Comment Re:More likely (Score 1) 211

For servers it's 5 years, which is more than reasonable for Ubuntu's target market. Desktops are obsolete after 6 months, saying nothing of 3 years. An LTS comes out every 1.5-2 years so at worst you get 3 years of server support for the old LTS while deploying the new LTS. If that's not long enough, your management infrastructure is probably a much bigger problem than your support contracts.

Comment Re:There is no such thing as ten-round AES-256 *$* (Score 2, Insightful) 93

If attackers against any system have the resources to store all of the system's traffic in the hopes of decrypting it with a complete break later (e.g. as WEP was broken after months/years of wireless traffic), then the fact is they'll have a lot of sensitive information. To an individual, corporation or defence organisation, there is plenty of "old" data that would be very damaging for others to have, and yet in general the old data inches closer to exposure. So sure, it drops in value, but never enough to make a break acceptable.

Comment Re:Correction (Score 1) 546

It's not evil, but it undermines the effect of the GPL. The GPL ensures that any product using your GPL code cannot become proprietary - it has to be licensed under a compatible license, compatibility depending on how it uses your code.

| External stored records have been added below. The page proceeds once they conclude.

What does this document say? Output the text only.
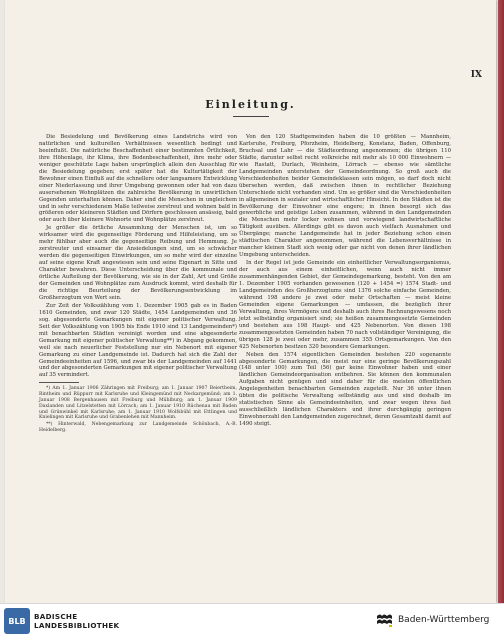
IX
Einleitung.

Die Besiedelung und Bevölkerung eines Landstrichs wird von natürlichen und kulturellen Verhältnissen wesentlich bedingt und beeinflußt. Die natürliche Beschaffenheit einer bestimmten Örtlichkeit, ihre Höhenlage, ihr Klima, ihre Bodenbeschaffenheit, ihre mehr oder weniger geschützte Lage haben ursprünglich allein den Ausschlag für die Besiedelung gegeben; erst später hat die Kulturtätigkeit der Bewohner einen Einfluß auf die schnellere oder langsamere Entwicklung einer Niederlassung und ihrer Umgebung gewonnen oder hat von dazu ausersehenen Wohnplätzen die zahlreiche Bevölkerung in unwirtlichen Gegenden unterhalten können. Daher sind die Menschen in ungleichem und in sehr verschiedenem Maße teilweise zerstreut und wohnen bald in größeren oder kleineren Städten und Dörfern geschlossen ansässig, bald oder auch über kleinere Wohnorte und Wohnplätze zerstreut.

Je größer die örtliche Ansammlung der Menschen ist, um so wirksamer wird die gegenseitige Förderung und Hilfeleistung, um so mehr fühlbar aber auch die gegenseitige Reibung und Hemmung. Je zerstreuter und einsamer die Ansiedelungen sind, um so schwächer werden die gegenseitigen Einwirkungen, um so mehr wird der einzelne auf seine eigene Kraft angewiesen sein und seine Eigenart in Sitte und Charakter bewahren. Diese Unterscheidung über die kommunale und örtliche Aufteilung der Bevölkerung, wie sie in der Zahl, Art und Größe der Gemeinden und Wohnplätze zum Ausdruck kommt, wird deshalb für die richtige Beurteilung der Bevölkerungsentwicklung im Großherzogtum von Wert sein.

Zur Zeit der Volkszählung vom 1. Dezember 1905 gab es in Baden 1610 Gemeinden, und zwar 120 Städte, 1454 Landgemeinden und 36 sog. abgesonderte Gemarkungen mit eigener politischer Verwaltung. Seit der Volkszählung von 1905 bis Ende 1910 sind 13 Landgemeinden*) mit benachbarten Städten vereinigt worden und eine abgesonderte Gemarkung mit eigener politischer Verwaltung**) in Abgang gekommen, weil sie nach neuerlicher Feststellung nur ein Nebenort mit eigener Gemarkung zu einer Landgemeinde ist. Dadurch hat sich die Zahl der Gemeindeeinheiten auf 1596, und zwar bis der Landgemeinden auf 1441 und der abgesonderten Gemarkungen mit eigener politischer Verwaltung auf 35 vermindert.

*) Am 1. Januar 1906 Zähringen mit Freiburg; am 1. Januar 1907 Beiertheim, Rintheim und Rüppurr mit Karlsruhe und Kleingemünd mit Neckargemünd; am 1. Januar 1908 Bergenhausen mit Freiburg und Mühlburg; am 1. Januar 1909 Daxlanden und Litzelstetten mit Lörrach; am 1. Januar 1910 Rüchenau mit Baden und Grünwinkel mit Karlsruhe; am 1. Januar 1910 Wolfsbühl mit Ettlingen und Knielingen mit Karlsruhe und Grabenlehen mit Mannheim.

**) Hinterwald, Nebengemarkung zur Landgemeinde Schönbach, A.-B. Heidelberg.

Von den 120 Stadtgemeinden haben die 10 größten — Mannheim, Karlsruhe, Freiburg, Pforzheim, Heidelberg, Konstanz, Baden, Offenburg, Bruchsal und Lahr — die Städteordnung angenommen; die übrigen 110 Städte, darunter selbst recht volkreiche mit mehr als 10 000 Einwohnern — wie Rastatt, Durlach, Weinheim, Lörrach — ebenso wie sämtliche Landgemeinden unterstehen der Gemeindeordnung. So groß auch die Verschiedenheiten beider Gemeindeklassen sein mögen, so darf doch nicht übersehen werden, daß zwischen ihnen in rechtlicher Beziehung Unterschiede nicht vorhanden sind. Um so größer sind die Verschiedenheiten in allgemeinen in sozialer und wirtschaftlicher Hinsicht. In den Städten ist die Bevölkerung der Einwohner eine engere; in ihnen besorgt sich das gewerbliche und geistige Leben zusammen, während in den Landgemeinden die Menschen mehr locker wohnen und vorwiegend landwirtschaftliche Tätigkeit ausüben. Allerdings gibt es davon auch vielfach Ausnahmen und Übergänge; manche Landgemeinde hat in jeder Beziehung schon einen städtischen Charakter angenommen, während die Lebensverhältnisse in mancher kleinen Stadt sich wenig oder gar nicht von denen ihrer ländlichen Umgebung unterscheiden.

In der Regel ist jede Gemeinde ein einheitlicher Verwaltungsorganismus, der auch aus einem einheitlichen, wenn auch nicht immer zusammenhängenden Gebiet, der Gemeindegemarkung, besteht. Von den am 1. Dezember 1905 vorhanden gewesenen (120 + 1454 =) 1574 Stadt- und Landgemeinden des Großherzogtums sind 1376 solche einfache Gemeinden, während 198 andere je zwei oder mehr Ortschaften — meist kleine Gemeinden eigene Gemarkungen — umfassen, die bezüglich ihrer Verwaltung, ihres Vermögens und deshalb auch ihres Rechnungswesens noch jetzt selbständig organisiert sind; sie heißen zusammengesetzte Gemeinden und bestehen aus 198 Haupt- und 425 Nebenorten. Von diesen 198 zusammengesetzten Gemeinden haben 70 nach vollständiger Vereinigung, die übrigen 128 je zwei oder mehr, zusammen 355 Ortsgemarkungen. Von den 425 Nebenorten besitzen 320 besondere Gemarkungen.

Neben den 1574 eigentlichen Gemeinden bestehen 220 sogenannte abgesonderte Gemarkungen, die meist nur eine geringe Bevölkerungszahl (148 unter 100) zum Teil (56) gar keine Einwohner haben und einer ländlichen Gemeindeorganisation entbehren. Sie können den kommunalen Aufgaben nicht genügen und sind daher für die meisten öffentlichen Angelegenheiten benachbarten Gemeinden zugeteilt. Nur 36 unter ihnen übten die politische Verwaltung selbständig aus und sind deshalb im statistischen Sinne als Gemeindeeinheiten, und zwar wegen ihres fast ausschließlich ländlichen Charakters und ihrer durchgängig geringen Einwohnerzahl den Landgemeinden zugerechnet, deren Gesamtzahl damit auf 1490 steigt.

BLB	BADISCHE
LANDESBIBLIOTHEK
Baden-Württemberg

What the 5-year expiry date would do is allow, say, a proprietary fork of Linux 2.6.30 to emerge 5 years from now. Later versions would have later effective expiry dates, but the point is that the product itself could have proprietary derivatives, exactly what the GPL prevents.

The reason to prevent proprietary derivatives is to ensure that enhancements, extensions, etc. are available to users of the original code. This is most of the reason Linux is so ridiculously powerful today, having been extended by many commercial institutions, with most of the changes being merged into the mainline for all to share.

However, it is clear that a forked Linux would still not be distributable in countries without the 5-year expiry, so the actual influence of the fork would be very limited.

Comment Re:10 years? (Score 4, Interesting) 539

It's very simple to see why this happens. When you start a project, or even just a stage of a project, you have some list of problems and you may even have some idea of the solutions. You can use good judgement to estimate the time it takes (at least to some order of magnitude), and rounding off to 10 years makes for good press.

But when you actually begin the work, every problem you solve illuminates a whole new set of problems to solve. If each solution opens up more than one new problem, you've "increased" the amount of work left to be done. So either you cut back on some of the goals (to reduce the list of problems) or you admit it wasn't as simple as you thought and announce a new project to tackle some subset of the new set of problems.

Comment Re:don't believe it (Score 4, Insightful) 539

A lot of what makes a brain's connections is genetic, and a lot is learned. It wouldn't even begin to function without the genetic component, and it wouldn't survive long or perform any useful task without the learned component. Getting the genetic part right is incredibly difficult (it took evolution millions of years before any organisms could just walk), and fundamentally necessary to get any use out of the brain.